I can't do planks as I'm very unfit. I've been doing crunches but need something to target the lower abs area, ie between belly button and pubic bone.

HeySoulSister Sun 21-Apr-13 11:51:22

no such thing as can't NotConnie

you can start on just 10 secs and build up

BambieO Sun 21-Apr-13 12:00:24

The exercise where you lie flat in your back and then raise your legs straight up (so you are at a right angle) and then lower slowly just above the floor and raise again, lower raise lower raise (you get my drift) is really good.

Make sure you keep your arms by your sides and control the movement. It does hurt after a while but pain is gain!

CatOfTheDay Sun 21-Apr-13 15:53:44

Another good lower core one is to lie on your back with your legs up and your knees bent so your lower legs are parallel with the floor (the "table top position") - then slowly lower each leg in turn and tap your heel on the floor.

Like this

I struggle with leg lifts and this one works better for me! Keep working at the plank though, and you'll find you can gradually hold it for longer the more you try.

Plathism Mon 22-Apr-13 16:55:59

Do this! Jillian Michaels 6 week six pack I did it yesterday - best ab workout ever, not that many planks but you can work your way up to them or leave them out at first.

KatoPotato Mon 22-Apr-13 16:58:21

I used to be unable to plank at all and now I can for 6 minutes.

Catofthedays description is perfect. I add in a weighted (5kg) plate and do crunches up and alternate toe taps and crunches.

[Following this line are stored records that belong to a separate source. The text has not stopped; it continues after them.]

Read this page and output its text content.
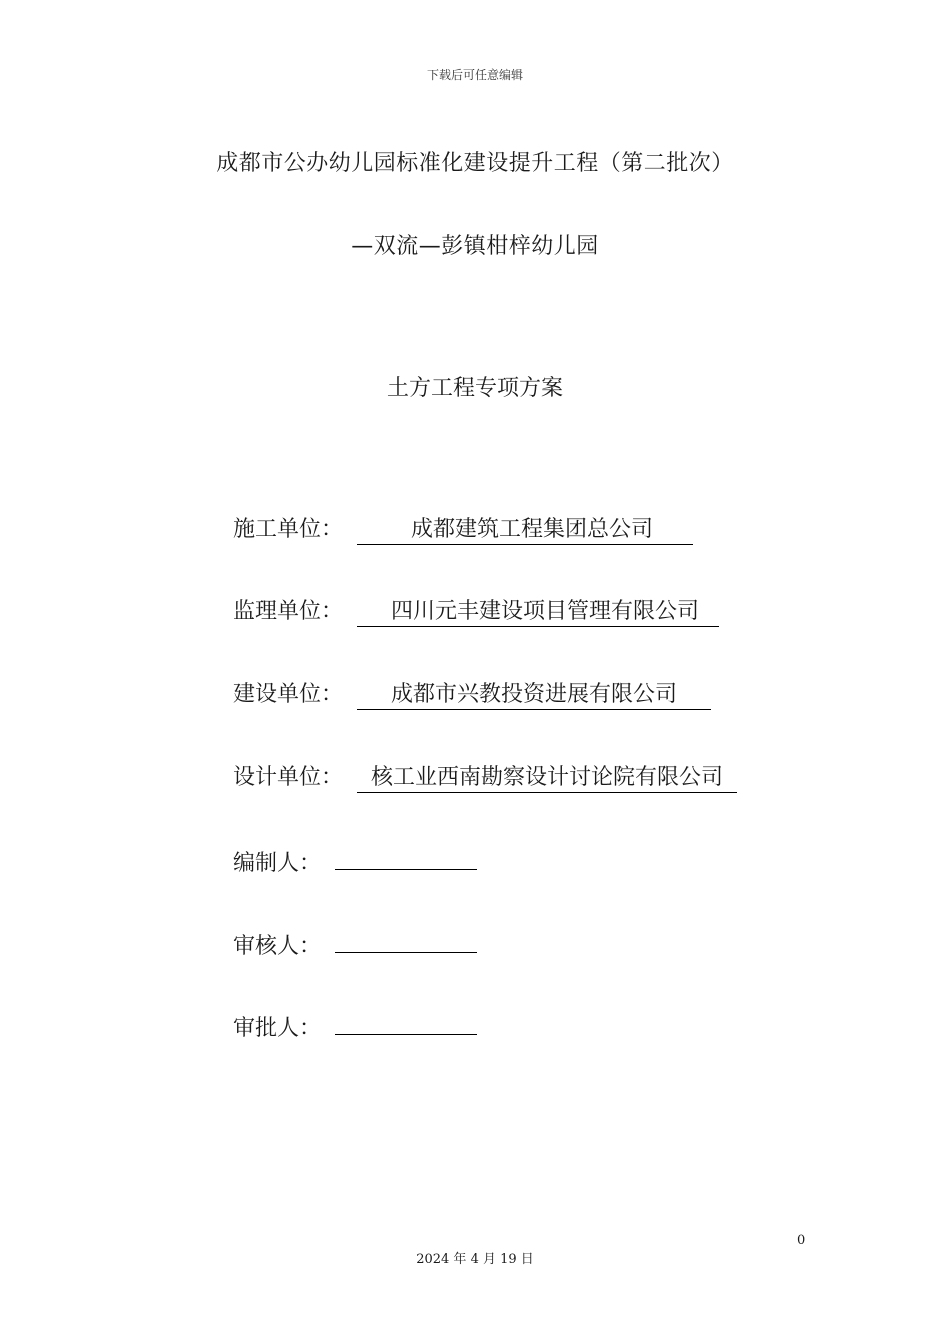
下载后可任意编辑
成都市公办幼儿园标准化建设提升工程（第二批次）
—双流—彭镇柑梓幼儿园
土方工程专项方案
施工单位：	成都建筑工程集团总公司
监理单位：	四川元丰建设项目管理有限公司
建设单位：	成都市兴教投资进展有限公司
设计单位：	核工业西南勘察设计讨论院有限公司
编制人：
审核人：
审批人：
0
2024 年 4 月 19 日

Lottapianos Mon 22-Apr-13 16:59:51

I got a fabulous DVD called 'Blast Off Belly Fat' -it's from the 10 Minute Solutions range. Even when I was running 3 miles 3 times a week, my gut didn't shift but this has made my abs so much stronger and flatter. There 5 different workouts, each are 10 minutes long, you do as many or as few as you want. I do 10-20 minutes about 4 times a week. I could notice a difference after about a week. Just do as much as you can.

I used to struggle to hold a plank for 3 seconds, now I'm working towards 60 seconds! They really work.